Research of resistance forces in the contact zone between the seal and the floor of a mobile robotic air cushion platform

Abstract

Traditionally mobile robotic platforms are used in modern production facilities when performing transport operations, as well as in the process of assembling the finished product. With the increase in the load capacity of such platforms, the cost of their operation increases. But the use of an air cushion as a payload mass compensation system can increase their energy efficiency and reduce the cost of their operation. As a result, the scope of their possible application increases significantly. The article presents the main tasks that can be solved with the help of mobile robotic platforms on an air cushion in the complex automation of production. The use of an air cushion increases the energy efficiency of the transport system, which is a very urgent task.

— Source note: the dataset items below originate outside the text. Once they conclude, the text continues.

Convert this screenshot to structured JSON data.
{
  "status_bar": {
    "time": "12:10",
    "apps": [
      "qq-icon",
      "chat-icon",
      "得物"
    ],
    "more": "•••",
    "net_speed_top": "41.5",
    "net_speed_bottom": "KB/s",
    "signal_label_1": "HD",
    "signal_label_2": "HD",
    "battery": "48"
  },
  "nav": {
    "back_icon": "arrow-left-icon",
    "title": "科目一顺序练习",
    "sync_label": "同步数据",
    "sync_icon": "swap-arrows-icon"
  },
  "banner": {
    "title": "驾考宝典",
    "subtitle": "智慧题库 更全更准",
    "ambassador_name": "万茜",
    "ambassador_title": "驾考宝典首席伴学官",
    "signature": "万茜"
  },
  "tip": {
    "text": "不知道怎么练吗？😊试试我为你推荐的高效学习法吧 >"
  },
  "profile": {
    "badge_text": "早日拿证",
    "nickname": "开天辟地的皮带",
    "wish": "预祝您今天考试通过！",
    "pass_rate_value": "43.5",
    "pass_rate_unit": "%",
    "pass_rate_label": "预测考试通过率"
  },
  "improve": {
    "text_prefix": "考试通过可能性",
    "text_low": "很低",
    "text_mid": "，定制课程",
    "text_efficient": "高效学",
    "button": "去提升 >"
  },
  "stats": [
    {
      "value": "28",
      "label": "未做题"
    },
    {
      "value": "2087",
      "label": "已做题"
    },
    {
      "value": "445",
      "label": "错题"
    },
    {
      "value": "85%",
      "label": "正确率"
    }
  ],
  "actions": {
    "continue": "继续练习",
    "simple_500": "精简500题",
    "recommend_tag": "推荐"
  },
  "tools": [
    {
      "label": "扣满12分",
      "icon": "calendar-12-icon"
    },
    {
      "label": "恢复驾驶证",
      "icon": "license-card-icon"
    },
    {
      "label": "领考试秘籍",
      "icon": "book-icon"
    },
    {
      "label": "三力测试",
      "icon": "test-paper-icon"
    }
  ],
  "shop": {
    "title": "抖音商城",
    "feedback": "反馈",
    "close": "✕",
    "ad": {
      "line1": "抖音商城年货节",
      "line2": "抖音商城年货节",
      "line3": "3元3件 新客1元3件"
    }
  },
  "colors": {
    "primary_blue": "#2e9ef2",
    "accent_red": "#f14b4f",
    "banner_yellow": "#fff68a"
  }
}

The design of the layout of such a platform is presented. The emphasis is placed on the importance of using a pressure seal, which allows achieving virtually zero clearance between it and the floor. A possible arrangement of such an air cushion sealing unit is shown. The computational model of this node built for finite element modeling in the ANSYS Workbench environment is presented. The main calculation cases that occur at various stages of the functioning of a mobile robotic air cushion platform are listed. The deformations of the seal for these cases are shown and the values of the normal force occurring in the contact zone of the seal and the floor for each of them are determined. The contact area of the seal and the floor in each case is also indicated. The dependences reflecting the change in the normal force of the simulation process with different coefficients of friction for the seal-floor pair are constructed. The behavior of the considered compaction unit of the mobile robotic platform in the process of its movement, depending on the direction of movement, is modeled.